Speaker Paul Ryan plans to pass a continuing resolution later this week to fund the government until Jan. 19, but there are major disagreements within the House GOP over the move. There are also disputes between House and Senate Republicans, as well as the ever-present struggle with Democrats.
Right now, no one on either side of the Capitol has any clear idea how this three-way funding fight will play out, but all the major factions are digging in. Lawmakers and aides said the House and Senate could end up "ping-ponging" a spending bill back and forth until the issues are resolved, although some worry that Congress could blunder into a shutdown. Ryan on Tuesday instructed lawmakers not to leave town, signaling how concerned leadership is about the Friday funding deadline.
"They need to be very careful in where they tread," said Rep. Tom Cole, an ally of GOP leaders.
Ryan and Senate Majority Leader Mitch McConnell—their focus solely on getting the tax cuts through over the last few weeks—have pushed off any broader agreement on immigration or raising federal spending caps until January.
We're officially a banana republic now. The basic functions of the legislative branch have completely broken down, and with it pretty much the functioning of all the government. But they can get their act together to steal everything for themselves and their donors. This is where we're at in 2017.
Anyway, what they're fighting over at the moment is an $81 billion disaster supplemental for Texas, Florida, Puerto Rico and the U.S. Virgin Islands that leadership is planning on attaching to the spending bill.
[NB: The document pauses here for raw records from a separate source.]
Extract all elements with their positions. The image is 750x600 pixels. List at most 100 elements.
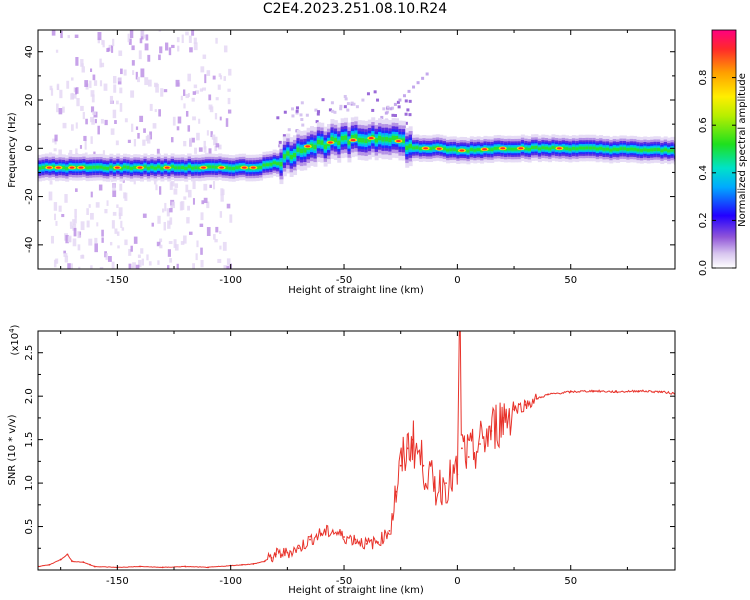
noise-speckle	[102, 150, 106, 158]
noise-speckle	[219, 230, 222, 234]
ridge-band	[490, 148, 495, 152]
noise-speckle	[163, 89, 168, 93]
ridge-band	[316, 139, 321, 145]
ridge-band	[619, 147, 624, 151]
ridge-band	[405, 145, 410, 151]
noise-speckle	[64, 255, 69, 263]
noise-speckle	[137, 76, 140, 83]
noise-speckle	[199, 223, 204, 227]
ridge-band	[265, 163, 270, 167]
noise-speckle	[155, 83, 159, 93]
noise-speckle	[183, 89, 186, 96]
noise-speckle	[159, 46, 163, 54]
noise-speckle	[287, 128, 291, 132]
ridge-band	[303, 148, 308, 153]
ridge-band	[660, 149, 665, 153]
noise-speckle	[130, 90, 135, 98]
noise-speckle	[48, 191, 53, 201]
snr-data-point	[513, 408, 515, 411]
snr-plot-area	[38, 331, 675, 569]
noise-speckle	[421, 76, 425, 80]
snr-data-point	[320, 532, 323, 535]
ridge-band	[643, 148, 648, 152]
noise-speckle	[90, 191, 93, 198]
ridge-band	[418, 147, 423, 151]
noise-speckle	[343, 94, 347, 98]
snr-data-point	[263, 560, 266, 563]
noise-speckle	[91, 118, 95, 125]
noise-speckle	[119, 103, 123, 112]
snr-data-point	[535, 397, 538, 400]
ridge-band	[510, 147, 515, 151]
noise-speckle	[192, 263, 196, 269]
noise-speckle	[176, 37, 180, 43]
snr-data-point	[59, 558, 62, 561]
ridge-band	[89, 166, 94, 170]
noise-speckle	[391, 106, 395, 110]
noise-speckle	[171, 44, 175, 49]
snr-data-point	[331, 529, 334, 532]
noise-speckle	[220, 188, 224, 196]
ridge-band	[85, 166, 90, 170]
noise-speckle	[128, 248, 132, 256]
noise-speckle	[128, 263, 132, 269]
ridge-band	[337, 140, 342, 145]
noise-speckle	[159, 244, 163, 249]
noise-speckle	[114, 120, 117, 124]
noise-speckle	[172, 116, 176, 126]
noise-speckle	[132, 70, 135, 75]
spectrogram-xlabel: Height of straight line (km)	[288, 285, 424, 296]
noise-speckle	[196, 240, 199, 248]
ridge-band	[231, 167, 236, 170]
ridge-band	[157, 165, 162, 169]
noise-speckle	[215, 226, 219, 233]
noise-speckle	[74, 87, 78, 95]
noise-speckle	[139, 38, 143, 44]
noise-speckle	[346, 108, 350, 112]
noise-speckle	[69, 149, 73, 157]
ridge-band	[395, 135, 400, 141]
hot-spot	[368, 137, 374, 140]
noise-speckle	[321, 98, 325, 102]
x-tick-label: 0	[454, 275, 460, 286]
noise-speckle	[67, 237, 72, 243]
noise-speckle	[215, 97, 219, 101]
ridge-band	[191, 166, 196, 170]
ridge-band	[282, 154, 287, 159]
ridge-band	[486, 148, 491, 152]
ridge-band	[561, 146, 566, 150]
y-tick-label: 2.0	[24, 388, 35, 404]
ridge-band	[255, 166, 260, 170]
snr-data-point	[48, 563, 51, 566]
noise-speckle	[213, 138, 216, 146]
noise-speckle	[186, 217, 190, 224]
snr-data-point	[467, 456, 470, 458]
noise-speckle	[187, 205, 190, 211]
noise-speckle	[131, 45, 135, 51]
noise-speckle	[333, 110, 337, 114]
noise-speckle	[168, 47, 172, 56]
noise-speckle	[183, 140, 187, 147]
ridge-band	[656, 148, 661, 152]
snr-data-point	[139, 565, 141, 568]
noise-speckle	[355, 105, 359, 109]
hot-spot	[137, 166, 143, 169]
snr-data-point	[399, 464, 402, 467]
noise-speckle	[131, 123, 134, 132]
noise-speckle	[328, 108, 332, 112]
snr-data-point	[184, 565, 187, 568]
noise-speckle	[173, 188, 178, 195]
noise-speckle	[93, 80, 98, 86]
noise-speckle	[165, 42, 169, 51]
snr-data-point	[82, 561, 85, 564]
ridge-band	[473, 148, 478, 152]
x-tick-label: -100	[219, 275, 242, 286]
noise-speckle	[404, 99, 408, 103]
noise-speckle	[145, 34, 149, 41]
ridge-band	[323, 144, 328, 149]
ridge-band	[228, 166, 233, 170]
noise-speckle	[212, 75, 216, 80]
noise-speckle	[88, 238, 93, 246]
ridge-band	[527, 147, 532, 151]
noise-speckle	[208, 148, 212, 154]
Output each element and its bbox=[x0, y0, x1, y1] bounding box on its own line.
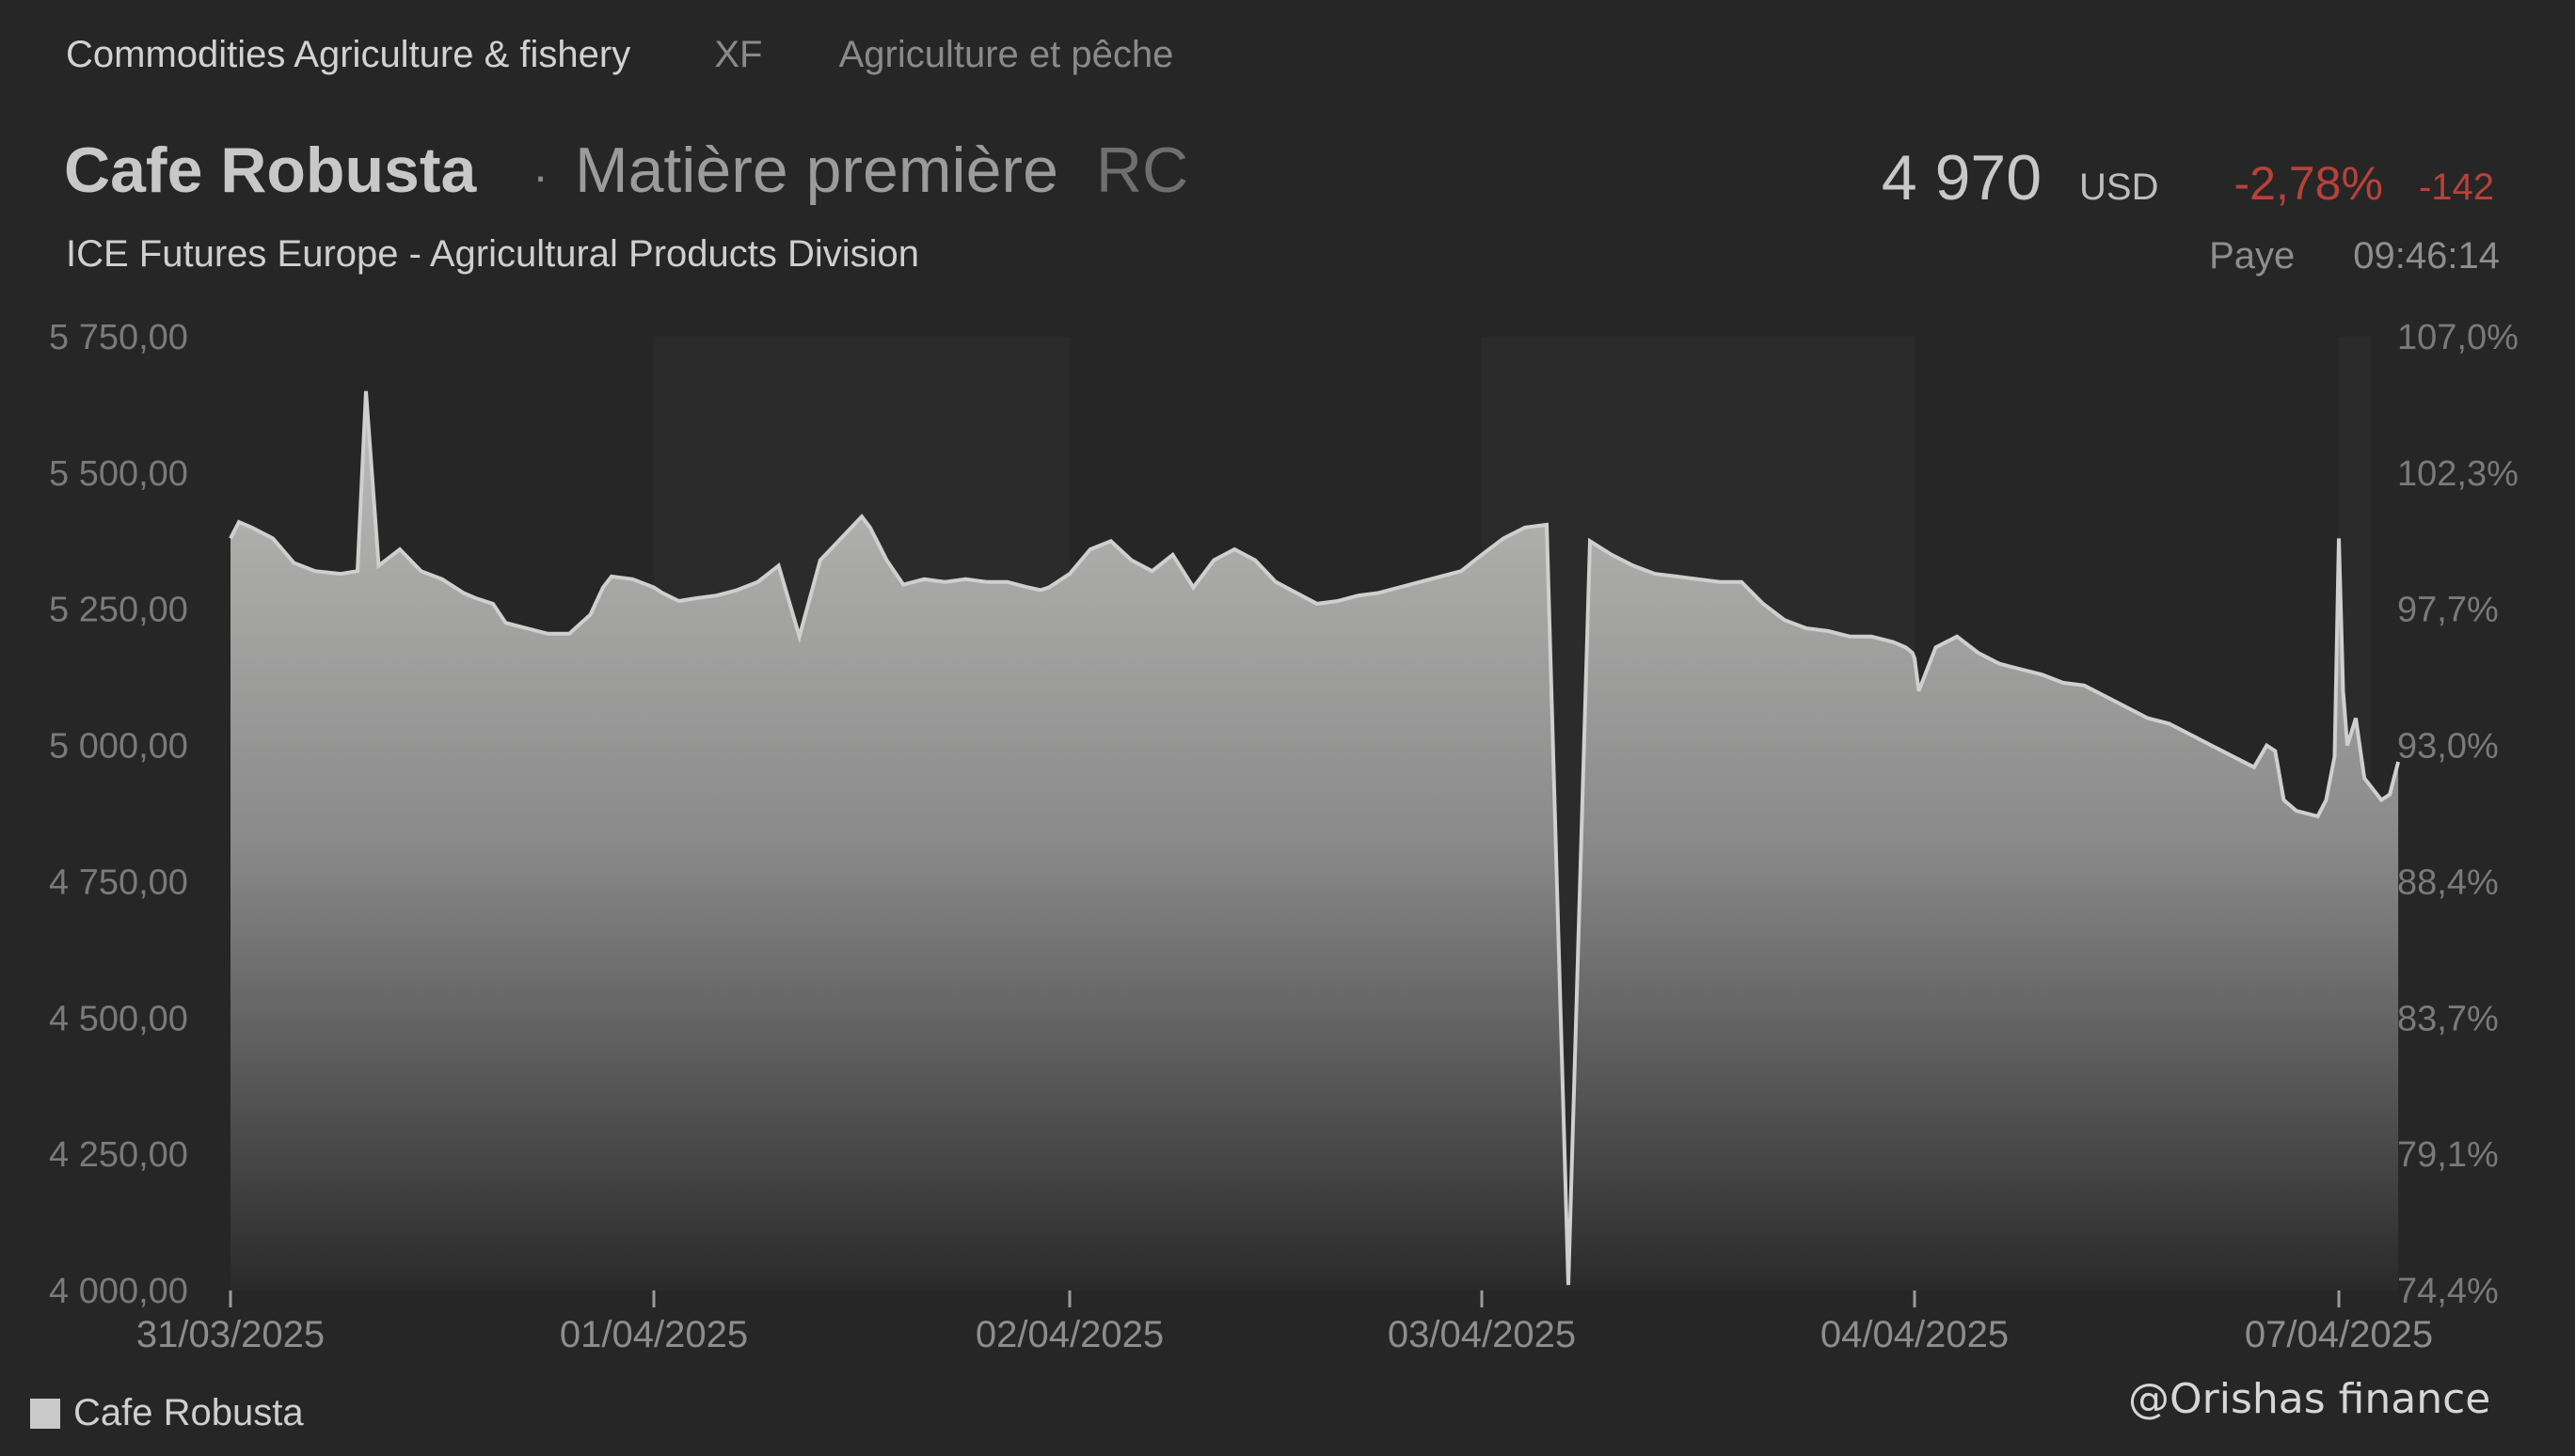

Because the nihilists who are not from Texas and Florida don't think it should happen. See, we can't afford $81 billion to respond to disaster. The bill will also fund defense for an entire year, but only kicks the can on all the rest of the spending programs to January, so we get to go through all this again in a few weeks.
The other fights include whether or not they'll vote on the Obamacare stabilization measures that Sen. Susan Collins (R-ME) pretended to insist upon for her vote on the tax bill. Republicans might consider including it, because it gives them one more shot at a health-related bill that they can shove anti-abortion shit into, which is the plan here. However, once Collins votes for the tax cuts bill Tuesday night, no one will care about whatever empty promise Mitch McConnell gave her and it probably won't happen.
There's a slew of stuff that should have happened months ago—funding for CHIP and community health centers, for example—or needs to happen in the next week that's also hanging them up: reauthorization of a surveillance program under the FISA law (Freedom Caucus people don't want that to happen), and resolution of the DACA crisis. All of the stuff that wouldn't have reached a crisis point if these people had any interest in doing the job for which they were elected. They don't. They just wanted to get there to steal all the things. Now that that's being accomplished, the rest can happen or not.